Tipperary Natural Mineral Water
- Country: Ireland
- Produced by: C&C Group
- Introduced: 1986; 40 years ago
- Source: Clonmel
- Type: still
- pH: 7.2
- Calcium (Ca): 71
- Chloride (Cl): 20
- Magnesium (Mg): 13
- Nitrate (NO_{3}): 14
- Potassium (K): 1
- Sodium (Na): 20
- Sulfate (SO_{4}): 18
- TDS: 346
- Website: http://www.tipperary-water.ie

= Tipperary Natural Mineral Water =

Irish mineral water brand

Tipperary Natural Mineral Water is an Irish brand of mineral water coming from a source at Annerville, Clonmel, County Tipperary, Ireland. Tipperary Water is part of C&C Group, an Irish-owned multinational company.

==History==
Tipperary Natural Mineral Water Company was founded in 1986 by Nicholas and Patrick Cooney. The water is pumped from a depth of 100 metres.
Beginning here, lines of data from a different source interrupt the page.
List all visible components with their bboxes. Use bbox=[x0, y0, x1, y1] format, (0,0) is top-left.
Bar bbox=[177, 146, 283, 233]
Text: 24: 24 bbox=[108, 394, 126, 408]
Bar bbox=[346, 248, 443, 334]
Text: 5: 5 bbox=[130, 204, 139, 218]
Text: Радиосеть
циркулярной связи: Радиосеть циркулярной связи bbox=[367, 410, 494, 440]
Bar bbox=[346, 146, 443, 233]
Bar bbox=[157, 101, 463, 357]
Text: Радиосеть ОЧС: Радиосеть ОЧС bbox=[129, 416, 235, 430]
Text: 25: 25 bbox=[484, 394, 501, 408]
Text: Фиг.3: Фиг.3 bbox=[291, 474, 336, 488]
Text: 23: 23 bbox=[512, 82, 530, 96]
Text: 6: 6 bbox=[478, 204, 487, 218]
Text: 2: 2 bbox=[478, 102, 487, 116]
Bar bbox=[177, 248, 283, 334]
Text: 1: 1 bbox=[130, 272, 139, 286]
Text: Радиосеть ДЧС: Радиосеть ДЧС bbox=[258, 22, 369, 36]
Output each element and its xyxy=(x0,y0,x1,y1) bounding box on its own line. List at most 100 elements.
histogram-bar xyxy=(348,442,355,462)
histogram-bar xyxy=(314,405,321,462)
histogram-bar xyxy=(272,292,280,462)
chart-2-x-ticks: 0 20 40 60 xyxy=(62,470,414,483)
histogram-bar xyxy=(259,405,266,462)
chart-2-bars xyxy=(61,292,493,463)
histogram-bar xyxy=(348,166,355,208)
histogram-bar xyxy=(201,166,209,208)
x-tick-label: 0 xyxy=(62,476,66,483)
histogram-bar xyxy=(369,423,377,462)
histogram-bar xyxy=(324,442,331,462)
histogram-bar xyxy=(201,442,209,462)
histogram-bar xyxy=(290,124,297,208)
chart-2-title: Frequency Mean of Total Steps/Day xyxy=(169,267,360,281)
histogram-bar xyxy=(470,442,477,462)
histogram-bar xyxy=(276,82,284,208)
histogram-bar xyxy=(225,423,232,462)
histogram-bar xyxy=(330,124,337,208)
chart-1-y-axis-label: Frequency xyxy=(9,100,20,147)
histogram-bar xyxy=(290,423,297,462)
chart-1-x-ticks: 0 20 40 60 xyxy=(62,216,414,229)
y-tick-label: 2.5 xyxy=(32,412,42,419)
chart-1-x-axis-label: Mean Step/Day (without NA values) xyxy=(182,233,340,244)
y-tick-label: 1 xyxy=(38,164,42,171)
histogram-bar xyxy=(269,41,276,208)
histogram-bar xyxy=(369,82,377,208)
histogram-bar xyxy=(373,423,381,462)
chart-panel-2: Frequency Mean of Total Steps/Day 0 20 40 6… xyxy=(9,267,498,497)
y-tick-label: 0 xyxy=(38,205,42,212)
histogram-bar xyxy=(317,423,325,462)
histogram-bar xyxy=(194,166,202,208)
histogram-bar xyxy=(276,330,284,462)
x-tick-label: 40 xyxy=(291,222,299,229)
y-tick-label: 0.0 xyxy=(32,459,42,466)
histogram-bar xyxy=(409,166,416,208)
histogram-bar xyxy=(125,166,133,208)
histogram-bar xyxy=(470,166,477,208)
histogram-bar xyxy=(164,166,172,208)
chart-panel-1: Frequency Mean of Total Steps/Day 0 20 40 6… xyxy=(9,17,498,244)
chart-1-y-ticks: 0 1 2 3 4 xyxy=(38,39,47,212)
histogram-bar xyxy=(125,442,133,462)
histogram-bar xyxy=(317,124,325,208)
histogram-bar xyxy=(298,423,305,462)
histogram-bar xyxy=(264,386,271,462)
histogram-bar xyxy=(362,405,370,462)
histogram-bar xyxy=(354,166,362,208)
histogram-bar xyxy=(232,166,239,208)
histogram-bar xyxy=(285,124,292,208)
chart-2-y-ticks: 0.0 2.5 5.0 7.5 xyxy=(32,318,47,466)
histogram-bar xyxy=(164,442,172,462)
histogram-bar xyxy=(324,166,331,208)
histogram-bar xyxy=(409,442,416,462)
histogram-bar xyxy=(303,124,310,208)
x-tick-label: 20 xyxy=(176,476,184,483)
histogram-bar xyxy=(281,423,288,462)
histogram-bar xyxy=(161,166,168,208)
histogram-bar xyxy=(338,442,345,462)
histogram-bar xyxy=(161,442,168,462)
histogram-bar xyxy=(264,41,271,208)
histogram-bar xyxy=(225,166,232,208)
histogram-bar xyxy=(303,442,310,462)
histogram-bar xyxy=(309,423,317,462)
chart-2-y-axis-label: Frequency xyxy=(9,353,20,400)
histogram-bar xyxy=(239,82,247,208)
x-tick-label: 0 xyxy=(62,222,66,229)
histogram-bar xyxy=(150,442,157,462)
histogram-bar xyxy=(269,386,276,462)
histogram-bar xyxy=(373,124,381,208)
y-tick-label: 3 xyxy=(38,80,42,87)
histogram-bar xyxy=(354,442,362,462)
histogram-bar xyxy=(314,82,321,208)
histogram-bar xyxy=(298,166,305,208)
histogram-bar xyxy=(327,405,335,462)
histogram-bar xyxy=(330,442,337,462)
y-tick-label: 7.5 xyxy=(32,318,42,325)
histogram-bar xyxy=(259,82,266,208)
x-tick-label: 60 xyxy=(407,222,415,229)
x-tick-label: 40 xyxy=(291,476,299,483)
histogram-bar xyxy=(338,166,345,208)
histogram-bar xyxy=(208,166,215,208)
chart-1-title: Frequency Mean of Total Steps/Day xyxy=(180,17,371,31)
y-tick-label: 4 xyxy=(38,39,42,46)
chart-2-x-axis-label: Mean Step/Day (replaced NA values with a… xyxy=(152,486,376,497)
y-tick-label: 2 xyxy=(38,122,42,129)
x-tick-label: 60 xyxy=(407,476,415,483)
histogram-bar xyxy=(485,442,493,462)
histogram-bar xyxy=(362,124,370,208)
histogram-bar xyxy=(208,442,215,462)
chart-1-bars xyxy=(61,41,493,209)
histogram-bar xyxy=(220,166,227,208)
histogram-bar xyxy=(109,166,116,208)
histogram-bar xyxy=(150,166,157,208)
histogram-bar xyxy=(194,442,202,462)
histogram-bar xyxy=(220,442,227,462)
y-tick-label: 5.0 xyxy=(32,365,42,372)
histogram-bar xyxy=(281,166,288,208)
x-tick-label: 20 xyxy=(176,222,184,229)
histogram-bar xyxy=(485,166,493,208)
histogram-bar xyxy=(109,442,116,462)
In 1987, Tipperary Natural Mineral Water was the first Irish bottled water to qualify for the European Union's Natural Mineral Water status. In 2012, C&C Group acquired Gleeson Group for €12.4m. In 2016, seeking to cut costs C&C closed the water-bottling plant in Borrisoleigh which employed 140 staff. Production was moved to Clonmel County Tipperary.

In 2019 the former Borrisoleigh water-bottling plant was sold to Oscar Wilde Water, a company owned by entrepreneur John Hegarty.